In keeping with progressive specialization in studies on scientific instruments, each room was entrusted to a specialist in the sector. In 1989 the rearrangement of the second floor was completed, following the same principles. In the following year the results were reported in the new Catalogo, edited by Mara Miniati. The new exhibition layout, divided into 21 rooms, offered visitors a thematic display of over 1200 objects, including instruments and machines, in an interesting panorama of the priceless collections.

The project for rearranging the Museum was accompanied by rapid growth of the library, both the ancient and modern sections. The enlargement of the premises and the collections was followed, starting already in the late ‘80s, by efforts to make them more readily accessible to visitors through the use of digital technology.

When the Deputazione di Storia Patria moved elsewhere in the Nineties, the Museum acquired the third floor. After major restoration work, the new library was inaugurated in 2002, and in 2004, the basement level (used for congresses and temporary exhibitions), the third floor rooms and, in 2007, the sundial.

The demanding work of rearrangement carried out in 1986-1989 did not prevent the implementation of many other activities that have marked this new stage in the Museum’s life.

In 1986 the Museum published the first issue of Nuncius, an international journal of history of science that, with a new graphic format, retained intact the original vocation of the Annali for study of the history of scientific instruments, with the addition of special attention to the documentary history and correspondence of scientists.
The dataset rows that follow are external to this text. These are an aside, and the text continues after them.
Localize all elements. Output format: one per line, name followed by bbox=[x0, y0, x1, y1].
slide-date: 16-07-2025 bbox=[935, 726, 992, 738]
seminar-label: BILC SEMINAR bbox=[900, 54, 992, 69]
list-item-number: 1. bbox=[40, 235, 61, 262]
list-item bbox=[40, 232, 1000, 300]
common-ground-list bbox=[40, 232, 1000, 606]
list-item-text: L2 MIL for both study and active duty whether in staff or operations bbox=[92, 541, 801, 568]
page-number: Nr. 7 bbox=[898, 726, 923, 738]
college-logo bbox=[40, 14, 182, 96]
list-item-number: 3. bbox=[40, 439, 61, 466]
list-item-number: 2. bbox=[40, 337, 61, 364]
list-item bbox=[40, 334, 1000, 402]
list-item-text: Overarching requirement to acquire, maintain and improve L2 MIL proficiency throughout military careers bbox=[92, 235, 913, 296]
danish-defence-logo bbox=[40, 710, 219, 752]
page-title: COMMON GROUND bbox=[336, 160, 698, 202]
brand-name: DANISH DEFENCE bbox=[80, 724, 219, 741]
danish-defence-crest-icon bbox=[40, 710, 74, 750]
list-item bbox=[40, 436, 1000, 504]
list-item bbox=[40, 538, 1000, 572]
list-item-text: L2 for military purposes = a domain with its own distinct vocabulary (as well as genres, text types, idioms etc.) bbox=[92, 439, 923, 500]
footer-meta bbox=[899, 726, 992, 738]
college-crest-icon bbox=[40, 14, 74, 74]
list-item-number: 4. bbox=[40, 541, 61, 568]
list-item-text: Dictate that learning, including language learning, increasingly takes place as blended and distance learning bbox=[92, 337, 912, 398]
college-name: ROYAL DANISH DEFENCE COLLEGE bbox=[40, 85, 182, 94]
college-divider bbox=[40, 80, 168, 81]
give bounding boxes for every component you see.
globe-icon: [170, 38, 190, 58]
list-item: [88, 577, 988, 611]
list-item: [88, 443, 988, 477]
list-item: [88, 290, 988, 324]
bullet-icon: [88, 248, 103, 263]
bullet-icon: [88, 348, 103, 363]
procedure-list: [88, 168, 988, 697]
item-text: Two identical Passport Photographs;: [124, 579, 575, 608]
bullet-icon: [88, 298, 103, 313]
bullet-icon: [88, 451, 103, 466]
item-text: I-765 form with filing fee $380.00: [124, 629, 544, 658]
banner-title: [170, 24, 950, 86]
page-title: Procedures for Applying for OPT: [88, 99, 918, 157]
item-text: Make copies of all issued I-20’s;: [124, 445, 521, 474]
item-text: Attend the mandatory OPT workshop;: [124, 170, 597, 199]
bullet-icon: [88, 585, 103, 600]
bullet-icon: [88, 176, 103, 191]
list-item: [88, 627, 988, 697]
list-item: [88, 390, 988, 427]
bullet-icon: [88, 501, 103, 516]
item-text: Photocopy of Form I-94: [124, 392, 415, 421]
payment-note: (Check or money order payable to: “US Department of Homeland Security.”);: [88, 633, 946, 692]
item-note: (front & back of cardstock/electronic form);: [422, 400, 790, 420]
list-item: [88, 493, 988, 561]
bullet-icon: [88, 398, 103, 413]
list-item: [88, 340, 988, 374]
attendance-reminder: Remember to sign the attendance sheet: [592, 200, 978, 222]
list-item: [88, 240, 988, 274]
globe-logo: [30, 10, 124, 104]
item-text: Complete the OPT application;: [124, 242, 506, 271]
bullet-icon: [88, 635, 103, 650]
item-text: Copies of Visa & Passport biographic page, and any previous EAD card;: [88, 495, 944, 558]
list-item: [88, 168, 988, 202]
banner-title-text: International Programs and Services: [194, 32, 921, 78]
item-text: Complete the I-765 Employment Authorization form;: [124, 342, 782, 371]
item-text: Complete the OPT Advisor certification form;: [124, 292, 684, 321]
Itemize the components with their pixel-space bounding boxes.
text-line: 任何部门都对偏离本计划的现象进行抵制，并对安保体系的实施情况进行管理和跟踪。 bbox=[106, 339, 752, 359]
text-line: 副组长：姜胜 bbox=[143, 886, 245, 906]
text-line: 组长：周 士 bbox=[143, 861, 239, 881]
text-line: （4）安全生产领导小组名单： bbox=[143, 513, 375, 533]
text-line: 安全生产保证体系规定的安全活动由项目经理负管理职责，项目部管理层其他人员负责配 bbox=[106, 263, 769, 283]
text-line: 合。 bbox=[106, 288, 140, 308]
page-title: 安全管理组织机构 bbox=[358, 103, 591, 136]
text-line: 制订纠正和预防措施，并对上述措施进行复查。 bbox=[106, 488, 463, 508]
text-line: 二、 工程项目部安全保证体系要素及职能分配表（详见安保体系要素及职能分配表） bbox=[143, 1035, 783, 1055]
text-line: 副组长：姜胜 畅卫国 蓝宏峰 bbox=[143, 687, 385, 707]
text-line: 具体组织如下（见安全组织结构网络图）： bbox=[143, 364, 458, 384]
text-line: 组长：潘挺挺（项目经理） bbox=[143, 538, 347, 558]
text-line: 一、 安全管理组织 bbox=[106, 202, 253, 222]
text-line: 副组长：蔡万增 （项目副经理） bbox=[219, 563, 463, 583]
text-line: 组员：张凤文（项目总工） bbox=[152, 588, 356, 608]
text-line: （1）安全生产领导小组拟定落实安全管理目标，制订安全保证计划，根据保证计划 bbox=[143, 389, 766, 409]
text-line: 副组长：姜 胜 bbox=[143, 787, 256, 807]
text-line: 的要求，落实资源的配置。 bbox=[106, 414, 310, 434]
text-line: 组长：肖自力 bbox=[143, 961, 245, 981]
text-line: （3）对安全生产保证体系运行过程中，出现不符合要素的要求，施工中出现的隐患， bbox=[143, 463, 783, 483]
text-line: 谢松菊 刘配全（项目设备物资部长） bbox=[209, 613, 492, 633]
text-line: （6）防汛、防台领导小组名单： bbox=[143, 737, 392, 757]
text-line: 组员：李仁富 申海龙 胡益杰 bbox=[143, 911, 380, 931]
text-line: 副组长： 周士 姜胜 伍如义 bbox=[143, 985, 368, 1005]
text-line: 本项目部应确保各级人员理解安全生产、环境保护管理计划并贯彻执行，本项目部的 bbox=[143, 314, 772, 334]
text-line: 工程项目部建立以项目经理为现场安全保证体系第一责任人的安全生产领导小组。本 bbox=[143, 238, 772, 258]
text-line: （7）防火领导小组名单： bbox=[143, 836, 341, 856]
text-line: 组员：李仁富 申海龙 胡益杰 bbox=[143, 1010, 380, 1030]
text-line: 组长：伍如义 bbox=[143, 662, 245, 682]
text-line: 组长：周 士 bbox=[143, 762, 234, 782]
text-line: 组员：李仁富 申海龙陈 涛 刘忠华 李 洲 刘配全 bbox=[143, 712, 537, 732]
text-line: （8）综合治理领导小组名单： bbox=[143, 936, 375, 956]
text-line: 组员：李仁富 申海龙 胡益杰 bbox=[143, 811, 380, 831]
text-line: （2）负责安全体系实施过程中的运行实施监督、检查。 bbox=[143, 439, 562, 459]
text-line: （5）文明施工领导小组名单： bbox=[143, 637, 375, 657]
The late Eighties and early Nineties inaugurated the season of temporary exhibitions. La Fabbrica del Pensiero. From the Art of Memory to the Neurosciences (1989), and Leonardo and the Engineers of the Renaissance (1995) were the first such exhibitions to travel around the world, informing a vast public of the Museum’s scientific activity.

In the early Nineties, the Museum’s website was one of the first in Italy. Since then, the Museum has promoted numerous projects designed to publicize on Internet its temporary activities and permanent heritage.

The great increase in activities and the resources utilized for their implementation has led to the recruiting of highly qualified personnel and the creation of new specialized departments.

In 2007, work began for restructuring and consolidating the first and second floor, in preparation for the new exhibition layout which today, after 80 years of eventful history, we have the great pleasure of inaugurating.